The exhibit will be held in August in Rimini, Italy. Following the idea proposed by Ukrainian philosopher Alexander Philonenko, it will be part of the yearly Rimini cultural festival organized by Communion and Liberation (a Roman Catholic movement).
Groups of people attracted by Mother Maria have started to meet in Ukraine, Belarus, Russia and Italy. The French ACER-MJO association received an invitation to create a preparation group, an excellent opportunity to know more about Mother Maria’s work, and also to meet with other Orthodox and Roman Catholic movements.
The Rimini festival will be celebrating its 40 anniversary this year. It is one of the largest cultural events in Europe, visited each year by about one million people. It is organized by a Roman Catholic laity movement, but is not limited to strictly religious topics.
For the last ten years, it has been offering exhibits on the Orthodox Church and Eastern Christianity, for instance on Dostoevsky, on the 20th century new martyrs, or on Metropolitan Anthony of Sourozh.
The exhibit on Mother Maria Skobtsova will not be limited to a biographical and historical presentation, but it will try to discern in what way the testimony and work of this saint are so important, especially in this time of crisis we are currently experiencing.
This festival is also a large international gathering.
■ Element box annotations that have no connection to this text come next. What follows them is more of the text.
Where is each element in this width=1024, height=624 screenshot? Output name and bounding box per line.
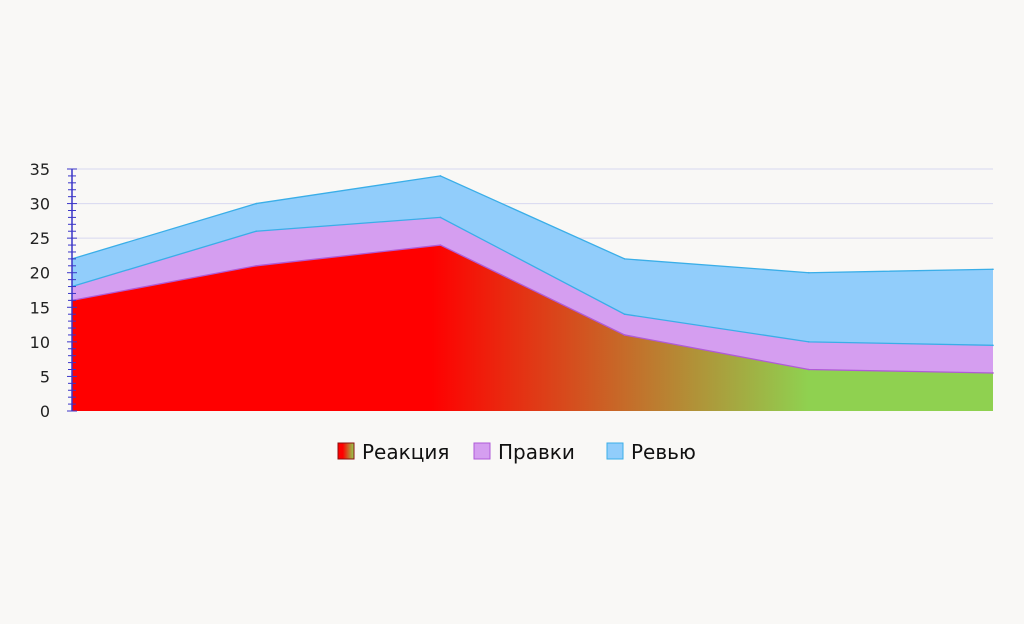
line-reaction [71, 244, 994, 374]
point-reaction-5 [808, 368, 810, 371]
area-reaction [72, 245, 993, 411]
point-reaction-6 [992, 372, 994, 374]
legend-swatch-edits [473, 442, 491, 460]
legend-label-review: Ревью [631, 440, 696, 464]
point-reaction-2 [255, 265, 257, 267]
point-reaction-4 [623, 334, 626, 336]
line-review [71, 175, 994, 274]
point-review-6 [992, 268, 994, 271]
point-review-3 [439, 175, 442, 177]
y-tick-label-30: 30 [30, 195, 50, 214]
y-tick-label-5: 5 [40, 367, 50, 386]
point-reaction-3 [439, 244, 442, 246]
area-edits [72, 217, 993, 373]
legend-item-reaction: Реакция [337, 440, 449, 464]
y-tick-label-0: 0 [40, 402, 50, 421]
point-review-4 [623, 258, 626, 260]
legend-swatch-reaction [337, 442, 355, 460]
legend-item-review: Ревью [606, 440, 696, 464]
y-tick-label-35: 35 [30, 160, 50, 179]
point-edits-5 [808, 341, 810, 343]
y-tick-label-10: 10 [30, 333, 50, 352]
point-edits-2 [255, 230, 257, 233]
point-review-5 [808, 271, 810, 274]
point-edits-3 [439, 216, 442, 219]
y-tick-label-15: 15 [30, 298, 50, 317]
y-tick-label-20: 20 [30, 264, 50, 283]
line-edits [71, 216, 994, 346]
point-edits-4 [623, 313, 626, 316]
point-edits-6 [992, 344, 994, 347]
plot-areas [71, 175, 994, 411]
legend-swatch-review [606, 442, 624, 460]
y-axis: 0 5 10 15 20 25 30 35 [30, 160, 77, 421]
point-review-2 [255, 202, 257, 205]
y-tick-label-25: 25 [30, 229, 50, 248]
legend-item-edits: Правки [473, 440, 575, 464]
legend-label-reaction: Реакция [362, 440, 449, 464]
area-review [72, 175, 993, 346]
legend: Реакция Правки Ревью [337, 440, 696, 464]
legend-label-edits: Правки [498, 440, 575, 464]
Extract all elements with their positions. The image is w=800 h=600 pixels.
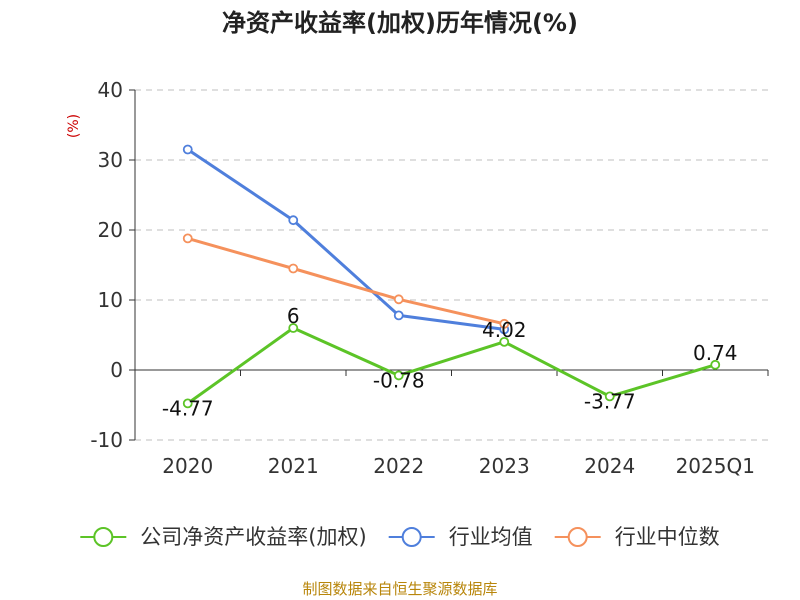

Participants can offer their services as guides to the exhibit and present it to visitors. It is also possible to go as simple volunteer and help in different tasks, at the reception, restaurant, etc.
Alexander Philonenko is responsible for the content of the exhibit. He will rely on ideas and material submitted by groups gathered in various cities. The design will be done by Ukrainian artist Oleksiy Chekal. The final result depends therefore on whoever is interested in this project and who is willing to contribute.
The first step in this work might be to personally answer these questions: Why speak about Mother Maria today? Does her experience still have something to tell us today, in our situation? How can we talk about her to people who don’t know her? What are images, anecdotes, and quotes by Mother Maria that inspire us?”
The meeting is open to all who are interested in this project.